The lawsuit petitions the U.S. Court of Appeals for the District of Columbia to review EPA’s rollback of the Chemical Accident Safety Rule. The lawsuit alleges that the rollback violates the Clean Air Act, which requires EPA to issue regulations that “provide, to the greatest extent practicable, for the prevention and detection of accidental releases.”

Adopted in January 2017, the Chemical Accident Safety Rule made critical improvements to EPA’s regulations to safeguard against explosions, fires, poisonous gas releases, and other accidents at facilities that store or use extremely dangerous chemicals. 

The rule was adopted to address inadequacies the Obama Administration identified in its regulations after a 2013 explosion at the West Fertilizer Company’s facility in Texas that killed 15 people. 

However, one of the first actions of the Trump administration in 2016 was to put the new EPA rules on hold. Since then the rules have been bogged down in a tenacious legal fight that appeared to be coming to a resolution when, in August 2018, the U.S. Court of Appeals for the D.C. Circuit Court issued a ruling vacating the EPA’s delaying action on enforcement.

In November 2019 the Trump administration made the legal argument mute by officially repealing many of the risk management requirements, charging them as being costly and burdensome.

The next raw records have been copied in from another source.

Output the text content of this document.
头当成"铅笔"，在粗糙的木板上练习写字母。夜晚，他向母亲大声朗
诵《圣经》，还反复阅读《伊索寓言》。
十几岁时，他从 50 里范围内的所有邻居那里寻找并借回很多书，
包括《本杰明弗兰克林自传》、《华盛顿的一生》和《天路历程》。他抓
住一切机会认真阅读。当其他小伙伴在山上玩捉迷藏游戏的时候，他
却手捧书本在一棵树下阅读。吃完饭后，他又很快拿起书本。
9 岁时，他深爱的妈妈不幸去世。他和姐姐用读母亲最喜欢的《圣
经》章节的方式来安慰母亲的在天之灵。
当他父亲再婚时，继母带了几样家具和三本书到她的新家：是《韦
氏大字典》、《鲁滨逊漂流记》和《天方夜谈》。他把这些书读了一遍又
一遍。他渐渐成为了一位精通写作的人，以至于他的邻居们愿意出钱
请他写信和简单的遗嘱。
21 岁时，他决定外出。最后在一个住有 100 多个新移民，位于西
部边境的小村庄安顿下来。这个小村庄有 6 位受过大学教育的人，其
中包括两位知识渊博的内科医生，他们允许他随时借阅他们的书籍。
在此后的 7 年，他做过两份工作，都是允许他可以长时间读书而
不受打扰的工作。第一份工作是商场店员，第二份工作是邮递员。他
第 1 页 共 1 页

Gone are many of the requirements that industry coordinate response needs with local emergency planning and response organizations.

Among other things, the rule would have required facility owners and operators to develop a risk management plan to prevent chemical accidents. Those plans help local fire, police, and emergency response personnel prepare for and respond to chemical accidents and help the public better understand chemical hazards in their communities.

The rule also strengthened federal regulations with additional requirements for emergency response procedures and public disclosure of chemical hazard information.

Joining AG Healey in filing today’s lawsuit are the attorneys general of New York, the District of Columbia, Illinois, Maine, Maryland, Michigan, Minnesota, New Jersey, New Mexico, Oregon, Pennsylvania, Rhode Island, Vermont, and Wisconsin, as well as the City of Philadelphia. 

The more than 12,000 facilities covered by the regulations include chemical manufacturers, petroleum refineries, pulp and paper mills, chemical and petroleum wholesalers and terminals, wastewater treatment plants, agricultural chemical distributors, midstream gas plants, and food storage facilities with ammonia refrigeration systems.

According to the EPA’s most recent five-year reports, accidents occurred at over 1,200 facilities. Those accidents resulted in 19 deaths, nearly 17,000 injuries, the evacuation of over 160,000 people, and more than $1.1 billion in property damage. 

Recent high-profile incidents include those at a South Philadelphia refinery in 2019 (five workers injured, estimated $1 billion in property damage), a Chevron refinery in California in 2012 (19 workers endangered, 15,000 people sought medical treatment), and the West Fertilizer facility in Texas in 2013.